## An Improved Computation of the PageRank Algorithm

http://citeseerx.ist.psu.edu/viewdoc/download?doi=10.1.1.3.3964&rep=rep1&type=pdf

As learned in class, Google uses the ranking method PageRank in order to measure the relative importance of web pages. However, in practice the algorithm can sometimes fail to have the sum of all the PageRank values equal to 1 as the computation process continues. Hence, the PageRank values become smaller than they should be. The algorithm in the above paper computes the PageRank values of the Web pages such that all the PageRank values sum to 1.

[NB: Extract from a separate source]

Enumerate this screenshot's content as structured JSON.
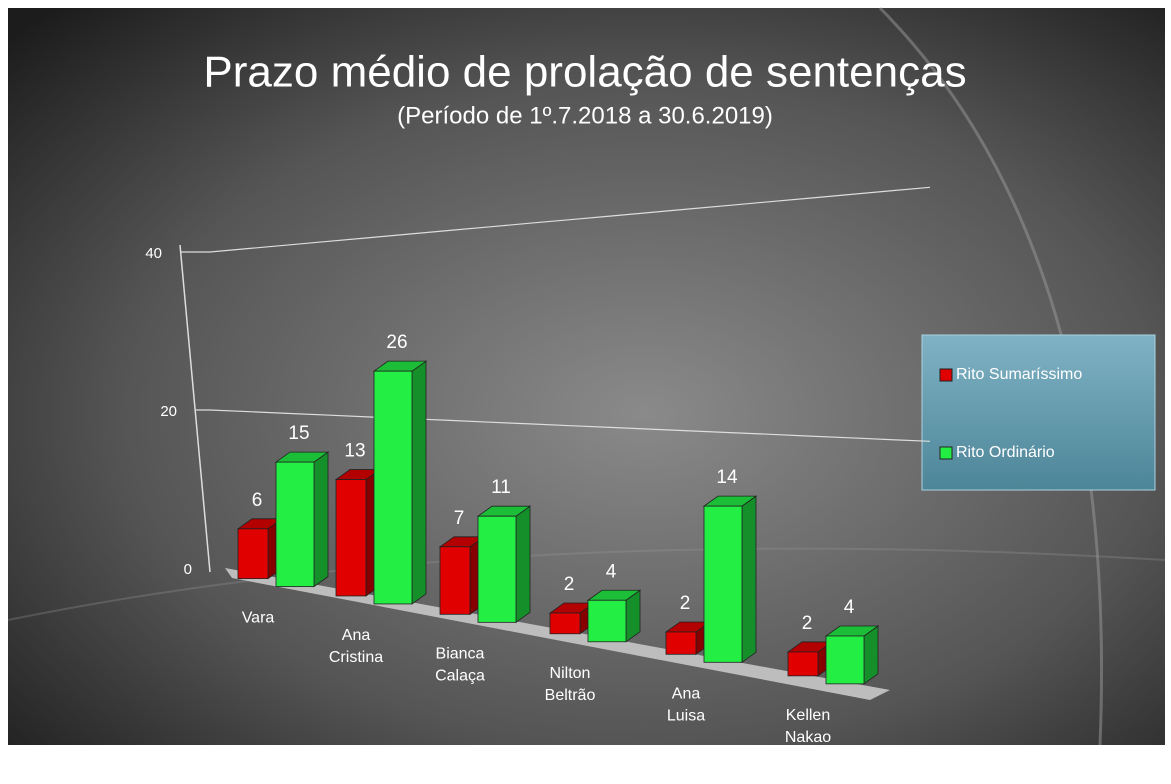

Specifically, the paper finds that PageRank exhibits “norm-leak” in which the Rank (vector used to compute PageRank values) loses part of its norm continuously in situations where dangling pages are part of the graph and overall calculation. The implications of the drawback are that the PageRank values are smaller than true values and that the process may not converge to a fixed point as the norms of the Rank calculations are not held constant. The proposed algorithm in the paper that redefines how dangling columns of the graph matrix are represented. In the new calculation, a dangling page will evenly distribute all of its importance to all pages (as apposed to 1-dampening factor in the original PageRank algorithm). Both algorithms were run on a set of 10 million web pages, in which PageRank values summed to 0.52, while the norm-leak phenomenon did not take place in the new algorithm. Overall, the new algorithm solves the norm-leak problem with low amounts of spatial and computational overhead.